Camel.loaders.firecrawl reader
Firecrawl
Firecrawl allows you to turn entire websites into LLM-ready markdown.
Parameters:
- api_key (Optional[str]): API key for authenticating with the Firecrawl API.
- api_url (Optional[str]): Base URL for the Firecrawl API.
- References:
- https: //docs.firecrawl.dev/introduction
init
crawl
Crawl a URL and all accessible subpages. Customize the crawl by setting different parameters, and receive the full response or a job ID based on the specified options.
Parameters:
- url (str): The URL to crawl.
- params (Optional[Dict[str, Any]]): Additional parameters for the crawl request.

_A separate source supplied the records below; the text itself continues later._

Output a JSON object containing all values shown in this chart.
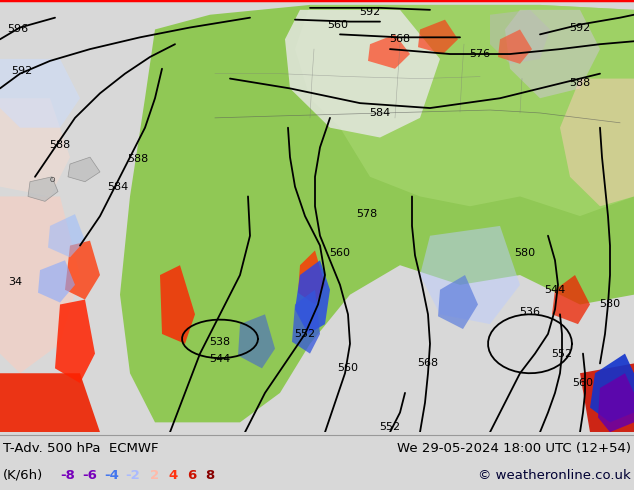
{
  "title_left": "T-Adv. 500 hPa  ECMWF",
  "title_right": "We 29-05-2024 18:00 UTC (12+54)",
  "subtitle_left": "(K/6h)",
  "copyright": "© weatheronline.co.uk",
  "legend_values": [
    -8,
    -6,
    -4,
    -2,
    2,
    4,
    6,
    8
  ],
  "legend_colors": [
    "#7700bb",
    "#7700bb",
    "#4477ee",
    "#aabbff",
    "#ffbbaa",
    "#ff3311",
    "#cc1100",
    "#880000"
  ],
  "bg_color": "#d8d8d8",
  "map_bg": "#f0f0f0",
  "figsize": [
    6.34,
    4.9
  ],
  "dpi": 100,
  "bottom_bar_height": 0.118,
  "font_size_title": 9.5,
  "font_size_legend": 9.5,
  "font_color_title": "#000000",
  "font_color_copyright": "#000033"
}
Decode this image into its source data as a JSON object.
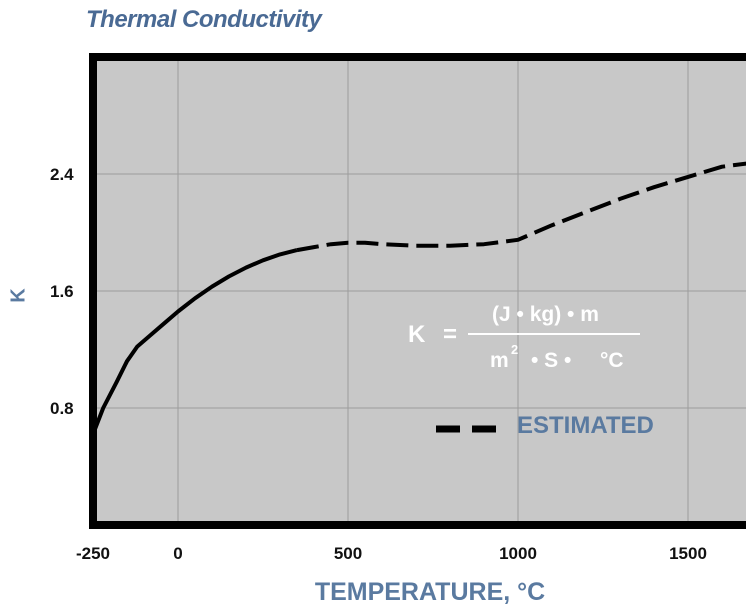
{
  "chart_data": {
    "type": "line",
    "title": "Thermal Conductivity",
    "xlabel": "TEMPERATURE, °C",
    "ylabel": "K",
    "xlim": [
      -250,
      1750
    ],
    "ylim": [
      0,
      3.2
    ],
    "x_ticks": [
      -250,
      0,
      500,
      1000,
      1500
    ],
    "y_ticks": [
      0.8,
      1.6,
      2.4
    ],
    "grid": true,
    "series": [
      {
        "style": "solid",
        "x": [
          -250,
          -220,
          -180,
          -150,
          -120,
          -80,
          -40,
          0,
          50,
          100,
          150,
          200,
          250,
          300,
          350
        ],
        "y": [
          0.62,
          0.8,
          0.98,
          1.12,
          1.22,
          1.3,
          1.38,
          1.46,
          1.55,
          1.63,
          1.7,
          1.76,
          1.81,
          1.85,
          1.88
        ]
      },
      {
        "style": "dashed",
        "x": [
          350,
          400,
          450,
          500,
          550,
          600,
          700,
          800,
          900,
          1000,
          1100,
          1200,
          1300,
          1400,
          1500,
          1600,
          1700
        ],
        "y": [
          1.88,
          1.9,
          1.92,
          1.93,
          1.93,
          1.92,
          1.91,
          1.91,
          1.92,
          1.95,
          2.05,
          2.14,
          2.23,
          2.31,
          2.38,
          2.45,
          2.48
        ]
      }
    ],
    "legend": {
      "label": "ESTIMATED",
      "style": "dashed",
      "placement": "lower-right"
    },
    "annotation": {
      "lhs": "K",
      "equals": "=",
      "numerator": "(J • kg) • m",
      "denominator_m": "m",
      "denominator_exp": "2",
      "denominator_rest": "• S •",
      "denominator_unit": "°C"
    }
  },
  "colors": {
    "plot_background": "#c8c8c8",
    "frame": "#000000",
    "grid": "#9c9c9c",
    "curve": "#000000",
    "title": "#4a6a94",
    "label": "#5a7aa0"
  }
}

Defaults to
None
. **kwargs (Any): Additional keyword arguments, such aspoll_interval
,idempotency_key
.
Returns:
Any: The crawl job ID or the crawl results if waiting until completion.
check_crawl_job
Check the status of a crawl job.
Parameters:
- job_id (str): The ID of the crawl job.
Returns:
Dict: The response including status of the crawl job.
scrape
To scrape a single URL. This function supports advanced scraping by setting different parameters and returns the full scraped data as a dictionary.
Reference: https://docs.firecrawl.dev/advanced-scraping-guide
Parameters:
- url (str): The URL to read.
- params (Optional[Dict[str, Any]]): Additional parameters for the scrape request.
Returns:
Dict: The scraped data.
structured_scrape
Use LLM to extract structured data from given URL.
Parameters:
- url (str): The URL to read.
- response_format (BaseModel): A pydantic model that includes value types and field descriptions used to generate a structured response by LLM. This schema helps in defining the expected output format.
Returns:
Dict: The content of the URL.
map_site
Map a website to retrieve all accessible URLs.
Parameters:
- url (str): The URL of the site to map.
- params (Optional[Dict[str, Any]]): Additional parameters for the map request. Defaults to
None
.
Returns:
list: A list containing the URLs found on the site.